Once again, Earth experienced asteroid fragments speeding through its atmosphere to an empty patch of North American desert. But instead of crashing in a destructive fireball, these bits of space rock rode a controlled descent safe inside a man-made capsule.
NASA welcomed its first asteroid sample delivery on Sept. 24 with the return of its OSIRIS-REx—the Origins, Spectral Interpretation, Resource Identification, and Security-Regolith Explorer.
Its arrival on the Defense Department’s Utah Test and Training Range marks the end of a mission nearly two decades in the making.
“Today capped the end of an almost 20-year adventure for me,” Dante Lauretta, OSIRIS-REx principal investigator at the University of Arizona, told reporters at a post-landing press conference.
“I got involved in this program [in] February of 2004. When representatives from Lockheed Martin came to Tucson, they said they were thinking up an asteroid sample return mission, and they wanted U of A to take a scientific leadership role.”
Mr. Lauretta was brought in as the deputy principal investigator but inherited the higher role from his mentor, professor Mike Drake. Mr. Drake died in 2011, just four months after he and Mr. Lauretta won the contract from NASA.
“I know he would have been super proud and would have loved today,” he said.
Mr. Lauretta was joined at the press conference by Mike Moreau, OSIRIS-REx recovery lead; Tim Priser, chief engineer for deep space exploration at Lockheed Martin; and Lori Glaze, director of NASA’s Division for Planetary Sciences.
“It’s hard to describe what it means to be in this moment,” Mr. Moreau said. “I’ve worked on this project not as long as many of us, but a decade through the early development of the mission, to the mission operations, to leading the recovery team.”
Mr. Priser noted that team members watching from the mission support area in Littleton, Colorado, celebrated when the main parachute deployed.
“That’s when it becomes real,” he said. “Because think of the thousands of hours that all of these people spent over a decade or more, right? Years together. They just naturally build relationships that last a lifetime. They watch each other’s children grow up over that time frame. And so their children were excited. Family and friends were back there, and it’s just a special, special occasion.”
Mission leaders called the landing a terrific success, with nearly everything going according to plan.
Mr. Moreau shared his experience being in the control room, boasting the precision of the spacecraft operators and the advantage they had in being able to utilize the U.S. Air Force’s tracking cameras and radar systems.
Mr.
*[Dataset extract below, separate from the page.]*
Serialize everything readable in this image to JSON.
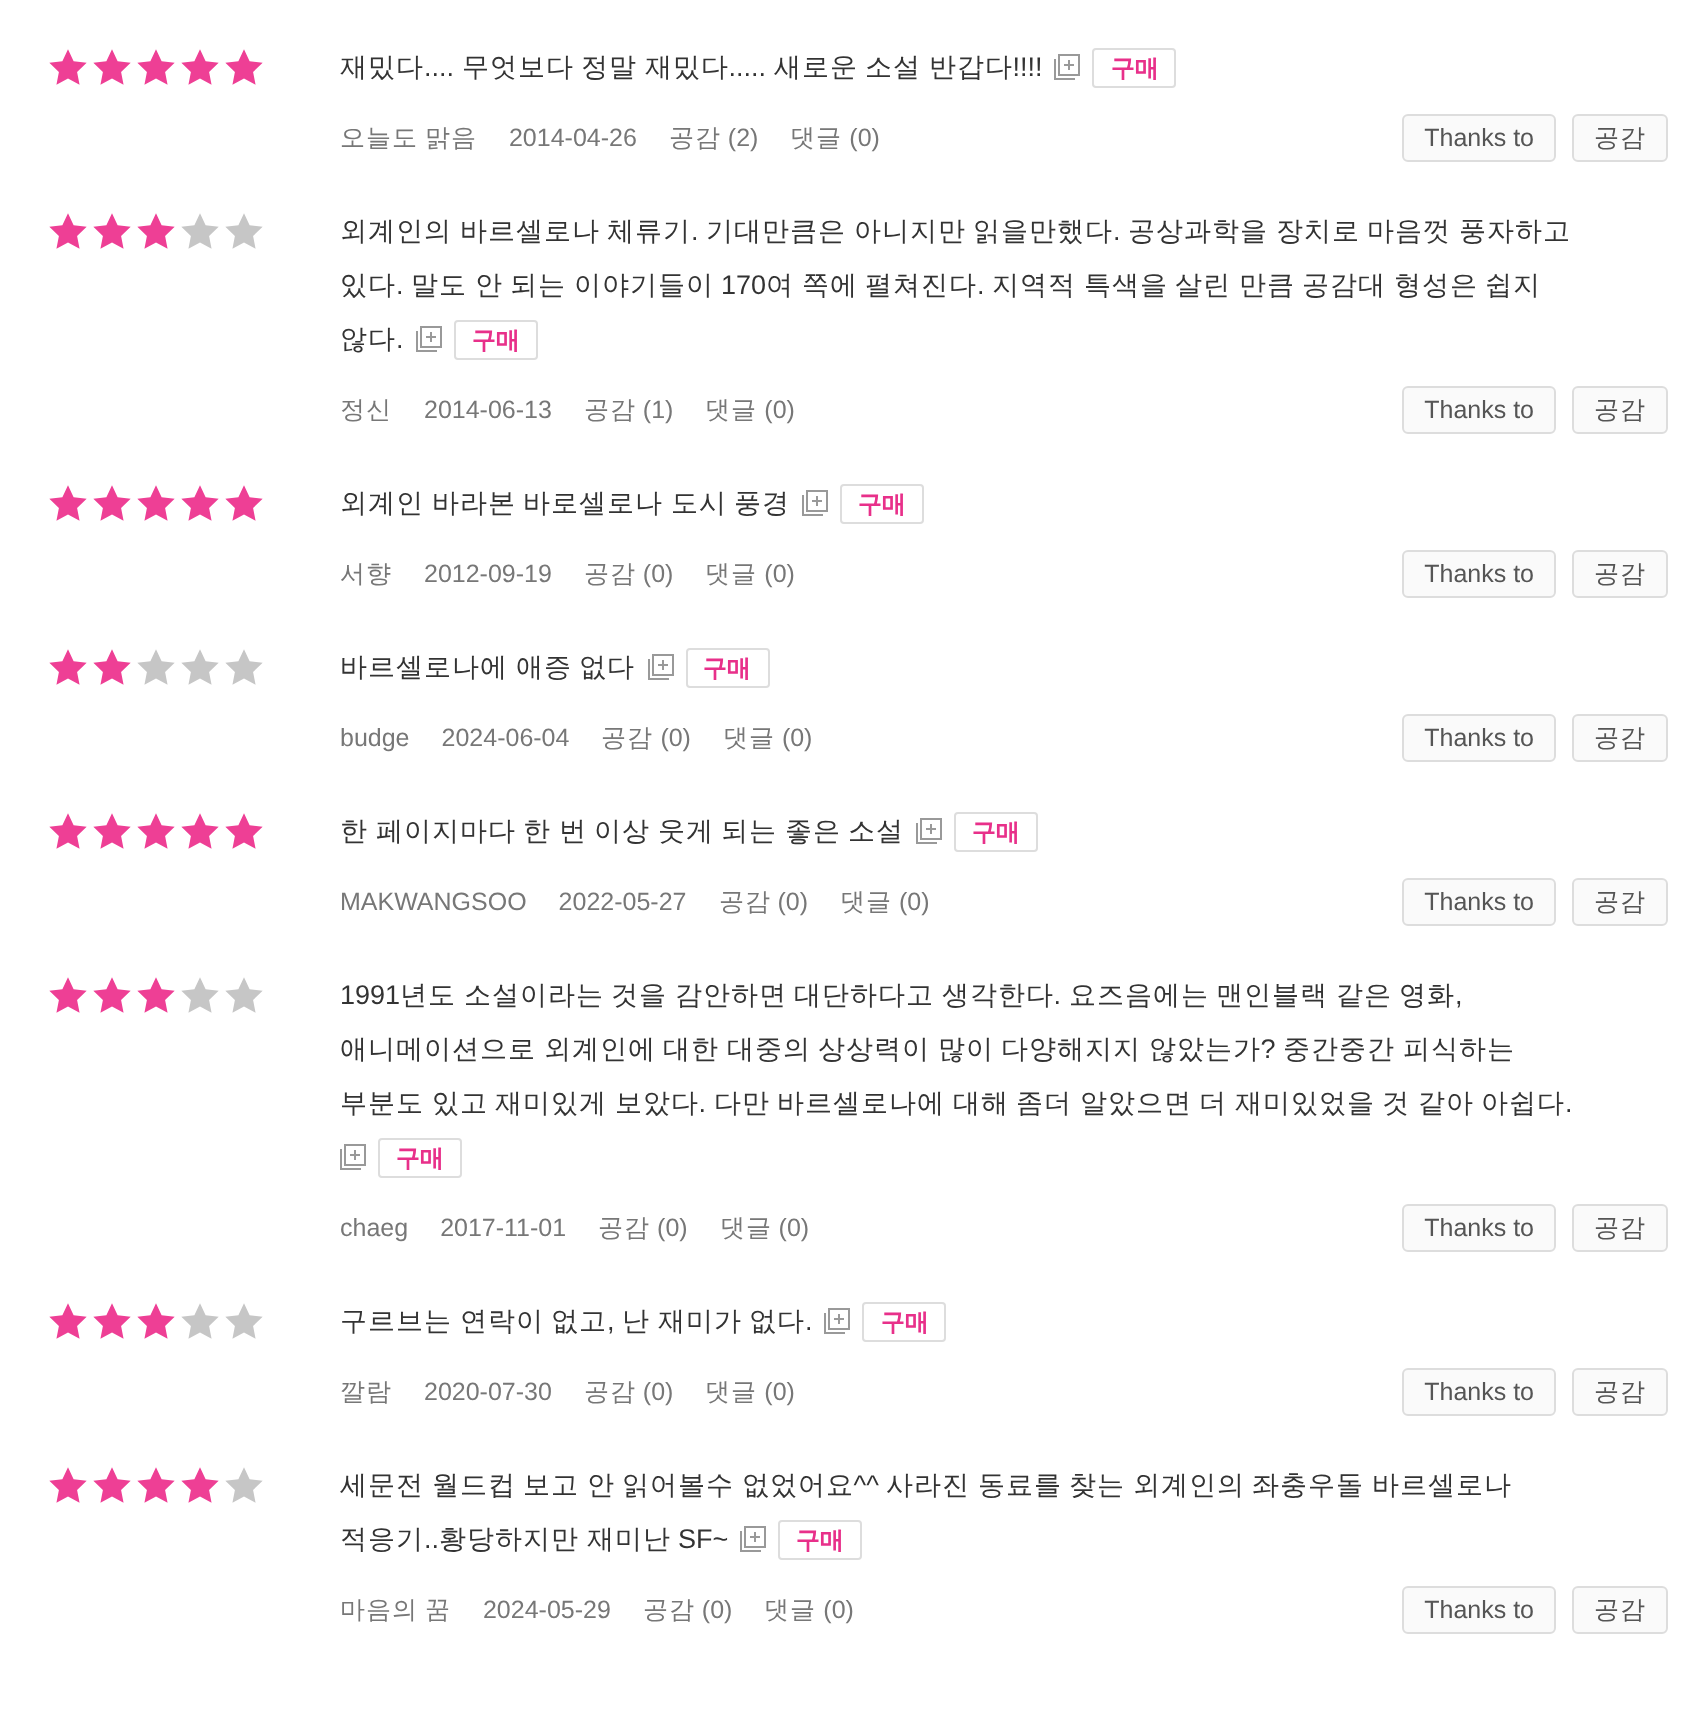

Lauretta touted that the mission was brought home on schedule, under budget, and with more sample material than he and his team ever thought possible.
The mission was subject to planetary protection reviews but was given an “unrestricted Earth return” because the asteroid sampled, named Bennu, was a near-Earth asteroid, and it was believed that material had already interacted with Earth in the past. It was also a very small body that was constantly exposed to ionizing radiation.
“We’re more worried about Earth’s biology contaminating the sample,” Mr. Lauretta said.
The samples remain in their container under a nitrogen purge to keep them separated from Earth-based contaminants.
They are set to be moved to the Johnson Space Center in Houston, where they will be examined as early as Sept. 26 by a science team consisting of more than 200 people across the globe.
“[These samples] are going to be a treasure for scientific analysis for years and years and years to come,” Ms. Glaze said. “To our kids and our grandkids and people that haven’t even been born yet. It’s going to be absolutely incredible.”
But while the Bennu samples begin a new Earth-bound journey, the mother ship, OSIRIS-REx, remains in operation. After making its drop-off, the spacecraft is now bound for its next target: the asteroid Apophis. It’s expected to make the rendezvous in April 2029.